Esta foi minha primeira pergunta quando nos acomodamos na manhã seguinte sob os pinheiros que dominavam o oceano. "Certa vez, a Sra. Besant me disse o seguinte", respondeu Krishnamurti: "eu nada mais sou que uma enfermeira que ajuda aqueles que não sabem mover-se por si mesmos e que precisam de muletas. É isto o que considero meu dever. Você, Krishnaji, se diriji àqueles que não necessitam de muletas, que andam com os próprios pés. Continue a falar-lhe, mas, por favor, deixe-me falar aos que têm necessidade de auxilio. Não lhes diga que todas as muletas são prejudiciais, pois alguns há que não podem viver sem elas. Peço-lhe, não os aconselhe a se recusarem a seguir aqueles sobre quem eles se podem apoiar."

"Qual foi a sua resposta?", interrompi. "Creio que o pedido da Sra. Besant era muito justo."

"Disse-lhe: “É impossível fazer o que me pede. Considero muleta todo e qualquer método ou conselho definido e, por conseguinte, uma barreira à verdade. Tenho de continuar renegando todas as muletas - até a sua." Não me condene por haver sido tão cruel com uma mulher de oitenta anos, para quem julgo haver eu significado muito e que sempre amei e admirei!".

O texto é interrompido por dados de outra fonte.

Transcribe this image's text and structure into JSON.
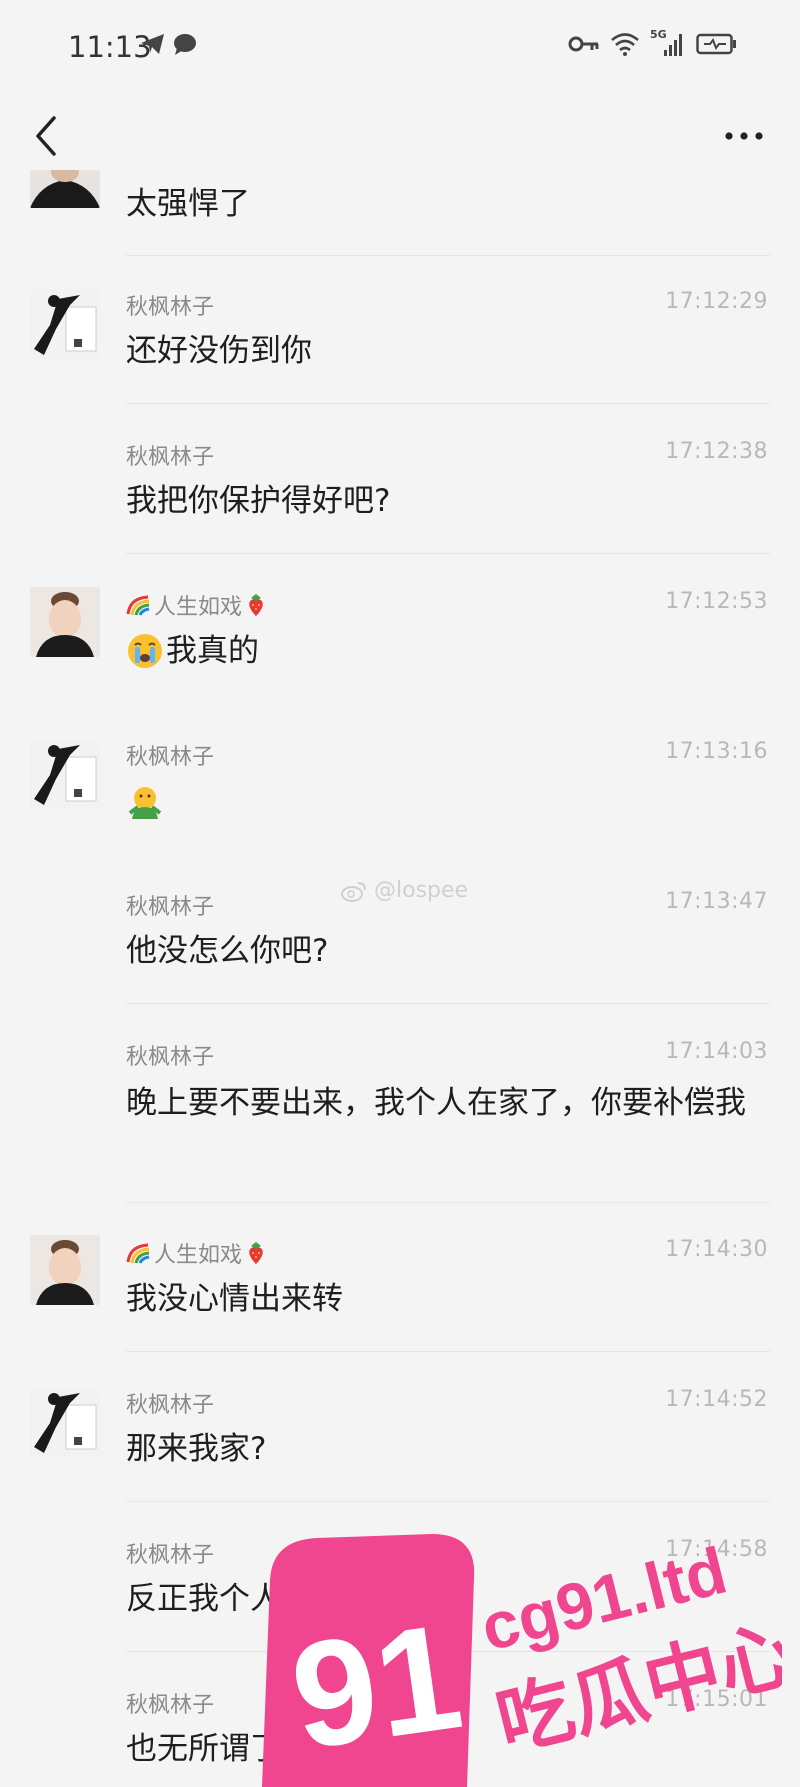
{
  "status_bar": {
    "time": "11:13",
    "network": "5G"
  },
  "nav": {
    "back_icon": "chevron-left-icon",
    "more_icon": "more-horizontal-icon"
  },
  "messages": [
    {
      "sender": "",
      "time": "",
      "text": "太强悍了"
    },
    {
      "sender": "秋枫林子",
      "time": "17:12:29",
      "text": "还好没伤到你"
    },
    {
      "sender": "秋枫林子",
      "time": "17:12:38",
      "text": "我把你保护得好吧?"
    },
    {
      "sender": "人生如戏",
      "time": "17:12:53",
      "text": "我真的"
    },
    {
      "sender": "秋枫林子",
      "time": "17:13:16",
      "text": ""
    },
    {
      "sender": "秋枫林子",
      "time": "17:13:47",
      "text": "他没怎么你吧?"
    },
    {
      "sender": "秋枫林子",
      "time": "17:14:03",
      "text": "晚上要不要出来，我个人在家了，你要补偿我"
    },
    {
      "sender": "人生如戏",
      "time": "17:14:30",
      "text": "我没心情出来转"
    },
    {
      "sender": "秋枫林子",
      "time": "17:14:52",
      "text": "那来我家?"
    },
    {
      "sender": "秋枫林子",
      "time": "17:14:58",
      "text": "反正我个人在家"
    },
    {
      "sender": "秋枫林子",
      "time": "17:15:01",
      "text": "也无所谓了"
    }
  ],
  "watermark": {
    "weibo_handle": "@lospee",
    "promo_number": "91",
    "promo_domain": "cg91.ltd",
    "promo_title": "吃瓜中心"
  },
  "colors": {
    "background": "#f4f4f4",
    "promo_pink": "#f0468f"
  }
}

"Percebo seu ponto de vista, Krishnaji; não obstante, discordo de sua justeza", disse eu. "A maioria das pessoas não são independentes, nem conscientes de si próprias - e é por isso que necessitam de auxílio. Sua atitude poderia ser considerada cruel. Seu dever é, presumo, ajudar os outros, ajudar tantos quantos lhe seja possível. Não significa isto que você deve levar em consideração a imensa maioria das pessoas?"

"Não consigo distinguir entre maioria e minoria; é errôneo presumir haver uma verdade para as massas e outra para os eleitos. Espiritualmente, todos são iguais."

"Mas mesmo Jesus Cristo teve que diferençar. Primeiro, ele transmitiu a sua mensagem a uma pequena minoria antes que ela se pudesse tornar em propriedade pública."

"Terá realmente sido assim? Ele transmitiu a todos que a queriam aceitar. Quer falasse diretamente a doze ou a doze mil pessoas, isso é sem importância. Falou sobre coisas universais que interessavam a todos no mundo, fossem quais fossem suas características raciais, religiosas, intelectuais ou sociais. Ele nunca se dirigiu a apenas uma minoria.

"Mas não acha que seria mais acertado preparar o povo lentamente para uma verdade que requer um absoluto reajustamento interior? Só bem poucas pessoas estão maduras para a necessária revolução interna."

"Essas poucas importam. Aqueles que procuram sinceramente a verdade, que a estudam sob todos os ângulos, que a experimentam e se abrem para ela, não julgarão difícil viver em constante vigilância interior. Preparar os homens para isso seria uma concessão, e uma concessão é um acordo entre a verdade e a falsidade. Como pode esperar que eu pregue a falsidade - não importa sob que forma - depois de haver encontrado a verdade? Não sou um charlatão. Só me interessa a verdade espiritual."

"Então, que devem fazer aqueles que não sabem andar senão de muletas?"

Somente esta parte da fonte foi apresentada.